Dengan gagahnya, Sanghyang datang ke curug tersebut dengan menggunakan seekor kuda dengkap dengan pengikutnya yang menabuh alat musik tambur atau dalam Bahasa Sunda dinamai dog-dog.
SCROLL TO CONTINUE WITH CONTENT
Namun sebetulnya asal-usul nama Cirig Citambur ini banyak versinya.

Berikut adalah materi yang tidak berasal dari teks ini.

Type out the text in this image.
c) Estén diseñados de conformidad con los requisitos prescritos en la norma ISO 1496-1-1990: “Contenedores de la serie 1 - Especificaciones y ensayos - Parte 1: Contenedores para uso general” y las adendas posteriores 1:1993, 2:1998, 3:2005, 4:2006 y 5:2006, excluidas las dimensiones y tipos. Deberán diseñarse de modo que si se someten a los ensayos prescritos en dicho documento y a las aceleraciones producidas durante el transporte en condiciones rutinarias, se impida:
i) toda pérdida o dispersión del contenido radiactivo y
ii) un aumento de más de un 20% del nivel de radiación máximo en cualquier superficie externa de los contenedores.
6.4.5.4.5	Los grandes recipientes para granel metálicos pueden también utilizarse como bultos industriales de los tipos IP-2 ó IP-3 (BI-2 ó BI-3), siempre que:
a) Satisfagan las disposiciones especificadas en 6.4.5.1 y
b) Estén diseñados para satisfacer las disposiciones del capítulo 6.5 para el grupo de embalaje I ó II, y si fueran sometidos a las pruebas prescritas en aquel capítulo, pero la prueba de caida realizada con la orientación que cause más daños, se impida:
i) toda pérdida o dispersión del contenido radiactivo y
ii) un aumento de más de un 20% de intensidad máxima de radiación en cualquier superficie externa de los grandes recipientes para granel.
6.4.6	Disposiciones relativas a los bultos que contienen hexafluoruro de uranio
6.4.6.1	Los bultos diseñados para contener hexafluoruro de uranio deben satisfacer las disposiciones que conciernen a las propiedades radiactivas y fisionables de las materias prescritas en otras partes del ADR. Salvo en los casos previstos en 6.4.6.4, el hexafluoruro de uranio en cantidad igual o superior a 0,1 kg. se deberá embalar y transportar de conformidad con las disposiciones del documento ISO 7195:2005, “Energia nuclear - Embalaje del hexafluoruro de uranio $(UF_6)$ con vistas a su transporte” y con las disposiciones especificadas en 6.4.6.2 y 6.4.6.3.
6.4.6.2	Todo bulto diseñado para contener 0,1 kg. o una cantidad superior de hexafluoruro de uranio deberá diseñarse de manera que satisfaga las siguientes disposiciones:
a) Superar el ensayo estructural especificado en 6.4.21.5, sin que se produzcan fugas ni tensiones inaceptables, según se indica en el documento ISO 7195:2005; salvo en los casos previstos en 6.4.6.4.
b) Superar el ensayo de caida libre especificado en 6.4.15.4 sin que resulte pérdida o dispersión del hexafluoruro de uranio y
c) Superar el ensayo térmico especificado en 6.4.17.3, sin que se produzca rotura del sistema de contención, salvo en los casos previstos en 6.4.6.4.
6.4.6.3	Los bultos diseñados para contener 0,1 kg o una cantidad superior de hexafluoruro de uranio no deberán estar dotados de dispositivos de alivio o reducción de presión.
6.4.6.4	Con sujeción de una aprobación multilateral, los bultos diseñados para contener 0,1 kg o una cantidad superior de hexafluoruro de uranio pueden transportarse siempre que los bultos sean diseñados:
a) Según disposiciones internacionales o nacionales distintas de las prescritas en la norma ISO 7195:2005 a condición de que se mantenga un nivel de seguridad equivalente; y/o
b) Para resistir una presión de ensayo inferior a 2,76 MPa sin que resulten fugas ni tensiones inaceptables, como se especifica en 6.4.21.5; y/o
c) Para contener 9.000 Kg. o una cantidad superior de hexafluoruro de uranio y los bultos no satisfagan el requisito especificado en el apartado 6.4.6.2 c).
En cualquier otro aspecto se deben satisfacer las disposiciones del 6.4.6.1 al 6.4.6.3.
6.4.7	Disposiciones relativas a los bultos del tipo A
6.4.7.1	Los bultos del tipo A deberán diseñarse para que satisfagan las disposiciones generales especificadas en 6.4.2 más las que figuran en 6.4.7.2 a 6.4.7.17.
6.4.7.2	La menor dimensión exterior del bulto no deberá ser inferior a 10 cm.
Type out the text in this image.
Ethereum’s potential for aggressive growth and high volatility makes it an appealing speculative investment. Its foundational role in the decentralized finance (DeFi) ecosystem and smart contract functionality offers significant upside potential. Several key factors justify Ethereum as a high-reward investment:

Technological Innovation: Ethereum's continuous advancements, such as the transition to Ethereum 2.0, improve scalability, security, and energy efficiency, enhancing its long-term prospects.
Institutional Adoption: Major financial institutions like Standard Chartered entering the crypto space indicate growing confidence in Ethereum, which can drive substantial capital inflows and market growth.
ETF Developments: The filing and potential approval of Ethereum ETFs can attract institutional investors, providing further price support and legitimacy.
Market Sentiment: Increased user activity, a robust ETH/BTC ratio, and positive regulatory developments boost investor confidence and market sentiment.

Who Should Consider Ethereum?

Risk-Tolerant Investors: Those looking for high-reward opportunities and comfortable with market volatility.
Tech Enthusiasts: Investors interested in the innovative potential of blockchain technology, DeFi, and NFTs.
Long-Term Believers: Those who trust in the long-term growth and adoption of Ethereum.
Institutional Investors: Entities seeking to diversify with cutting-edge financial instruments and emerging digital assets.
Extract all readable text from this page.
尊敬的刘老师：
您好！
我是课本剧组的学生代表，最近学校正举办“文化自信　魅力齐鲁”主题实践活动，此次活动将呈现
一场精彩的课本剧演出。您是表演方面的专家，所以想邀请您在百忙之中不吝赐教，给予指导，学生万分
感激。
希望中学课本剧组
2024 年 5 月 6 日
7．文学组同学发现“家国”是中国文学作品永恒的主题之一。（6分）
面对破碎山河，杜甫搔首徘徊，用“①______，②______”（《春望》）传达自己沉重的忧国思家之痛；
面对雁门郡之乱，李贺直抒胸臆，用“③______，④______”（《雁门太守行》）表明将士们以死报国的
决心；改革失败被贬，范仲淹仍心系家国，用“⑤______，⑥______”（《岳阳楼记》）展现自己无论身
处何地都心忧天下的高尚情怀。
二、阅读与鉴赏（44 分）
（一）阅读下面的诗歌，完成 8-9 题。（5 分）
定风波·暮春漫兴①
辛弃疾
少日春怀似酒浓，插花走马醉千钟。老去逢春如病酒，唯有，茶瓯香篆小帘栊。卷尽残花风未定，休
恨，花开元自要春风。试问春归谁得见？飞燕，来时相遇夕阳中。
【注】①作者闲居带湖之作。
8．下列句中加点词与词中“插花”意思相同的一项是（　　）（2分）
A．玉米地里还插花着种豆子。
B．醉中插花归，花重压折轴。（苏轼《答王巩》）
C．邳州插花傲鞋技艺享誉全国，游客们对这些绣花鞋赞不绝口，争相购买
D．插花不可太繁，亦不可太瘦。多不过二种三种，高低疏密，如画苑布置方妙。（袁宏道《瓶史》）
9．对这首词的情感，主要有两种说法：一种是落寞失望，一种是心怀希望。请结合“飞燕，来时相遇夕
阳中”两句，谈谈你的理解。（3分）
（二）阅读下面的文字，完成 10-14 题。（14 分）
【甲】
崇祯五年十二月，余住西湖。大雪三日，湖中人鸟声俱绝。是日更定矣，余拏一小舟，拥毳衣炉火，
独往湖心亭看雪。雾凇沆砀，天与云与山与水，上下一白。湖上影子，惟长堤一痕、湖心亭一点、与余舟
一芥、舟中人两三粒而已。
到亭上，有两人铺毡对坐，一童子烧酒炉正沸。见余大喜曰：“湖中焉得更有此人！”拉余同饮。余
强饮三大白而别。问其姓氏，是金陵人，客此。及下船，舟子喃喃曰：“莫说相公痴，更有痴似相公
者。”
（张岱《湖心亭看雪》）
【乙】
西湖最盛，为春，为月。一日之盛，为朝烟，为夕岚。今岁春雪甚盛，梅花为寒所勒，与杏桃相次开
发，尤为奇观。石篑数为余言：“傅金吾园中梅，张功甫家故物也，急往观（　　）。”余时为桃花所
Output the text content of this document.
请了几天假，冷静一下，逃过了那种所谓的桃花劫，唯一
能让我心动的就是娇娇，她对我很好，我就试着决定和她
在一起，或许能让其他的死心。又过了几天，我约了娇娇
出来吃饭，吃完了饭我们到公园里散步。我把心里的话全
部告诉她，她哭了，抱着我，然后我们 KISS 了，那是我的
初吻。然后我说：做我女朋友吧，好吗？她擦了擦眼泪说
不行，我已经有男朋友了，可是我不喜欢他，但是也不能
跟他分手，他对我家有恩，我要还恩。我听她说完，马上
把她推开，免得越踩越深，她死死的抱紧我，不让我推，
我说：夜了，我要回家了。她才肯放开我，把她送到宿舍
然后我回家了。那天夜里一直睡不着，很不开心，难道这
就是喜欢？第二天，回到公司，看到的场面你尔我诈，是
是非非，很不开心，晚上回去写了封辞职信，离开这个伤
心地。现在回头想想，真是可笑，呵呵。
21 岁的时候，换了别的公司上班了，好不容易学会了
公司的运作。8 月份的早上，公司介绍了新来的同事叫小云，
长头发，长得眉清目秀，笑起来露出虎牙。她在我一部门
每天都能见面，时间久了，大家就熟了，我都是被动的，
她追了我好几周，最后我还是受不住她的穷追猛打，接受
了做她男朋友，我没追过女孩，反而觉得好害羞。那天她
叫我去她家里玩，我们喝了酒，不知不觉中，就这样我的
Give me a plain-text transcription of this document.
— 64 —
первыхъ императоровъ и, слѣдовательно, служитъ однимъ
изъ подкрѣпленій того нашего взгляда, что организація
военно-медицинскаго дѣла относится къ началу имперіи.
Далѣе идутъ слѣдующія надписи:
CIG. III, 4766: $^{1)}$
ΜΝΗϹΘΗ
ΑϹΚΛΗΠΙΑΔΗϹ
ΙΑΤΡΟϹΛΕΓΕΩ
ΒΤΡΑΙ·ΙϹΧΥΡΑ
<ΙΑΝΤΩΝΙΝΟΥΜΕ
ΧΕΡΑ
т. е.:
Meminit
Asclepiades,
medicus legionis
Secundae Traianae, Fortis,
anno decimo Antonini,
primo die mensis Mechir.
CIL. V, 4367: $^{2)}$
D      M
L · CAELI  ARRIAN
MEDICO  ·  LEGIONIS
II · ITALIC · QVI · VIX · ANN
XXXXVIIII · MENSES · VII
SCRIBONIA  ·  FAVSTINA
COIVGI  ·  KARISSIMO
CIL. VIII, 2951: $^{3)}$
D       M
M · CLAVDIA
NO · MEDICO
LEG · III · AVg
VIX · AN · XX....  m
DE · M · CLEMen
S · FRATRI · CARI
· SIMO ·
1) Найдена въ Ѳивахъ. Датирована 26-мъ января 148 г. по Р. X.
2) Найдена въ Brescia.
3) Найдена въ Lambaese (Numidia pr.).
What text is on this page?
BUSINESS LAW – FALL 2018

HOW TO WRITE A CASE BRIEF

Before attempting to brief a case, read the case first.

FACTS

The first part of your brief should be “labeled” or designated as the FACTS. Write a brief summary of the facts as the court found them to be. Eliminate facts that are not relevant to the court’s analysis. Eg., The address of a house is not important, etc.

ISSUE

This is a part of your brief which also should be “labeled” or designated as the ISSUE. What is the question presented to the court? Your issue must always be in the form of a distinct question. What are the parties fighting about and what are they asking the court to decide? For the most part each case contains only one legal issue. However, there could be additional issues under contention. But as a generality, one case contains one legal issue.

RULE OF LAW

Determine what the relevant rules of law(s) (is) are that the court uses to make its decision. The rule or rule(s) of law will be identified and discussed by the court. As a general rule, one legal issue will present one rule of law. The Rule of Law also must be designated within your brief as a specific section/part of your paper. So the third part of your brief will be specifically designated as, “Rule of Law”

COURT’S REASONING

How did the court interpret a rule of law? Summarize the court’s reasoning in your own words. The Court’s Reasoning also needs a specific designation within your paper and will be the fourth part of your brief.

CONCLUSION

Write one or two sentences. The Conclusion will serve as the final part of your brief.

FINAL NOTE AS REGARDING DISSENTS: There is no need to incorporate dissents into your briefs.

Warga sekitar Umi Nunung (61) menerangkan, menurut kepercayaan nenek moyangnya dulu, kawasan di mana curug tersebut berada merupakan Kerajaan Tanjung Anginan, yang rajanya bergelar Prabu Tanjung Sanghyang Anginan.
Kerajaannya berada tepat di depan pintu masuk, yang kini digunakan sebagai Kantor Desa Karang Jaya. Ada ritual unik saat Sanghyang ketika akan menuju pemandian.
"Lantunan alat musik tambur kerap ditabuh para pengikutnya, sampai-sampai terdengar cukup jauh sehingga warga mendengarnya," ungkapnya.
Dulu kata Umi, tidak mudah untuk sampai ke curug ini, karena harus melalui sejumlah desa dan menembus hutan.
"Versi lainnya menyebutkan, bahwa air terjun ini dinamai Citambur karena air yang turun dari atas tebing mengeluarkan suara berderum mirip dengan alat musik tambur yang dimainkan dengan cara dipukul seperti kendang," pungkasnya.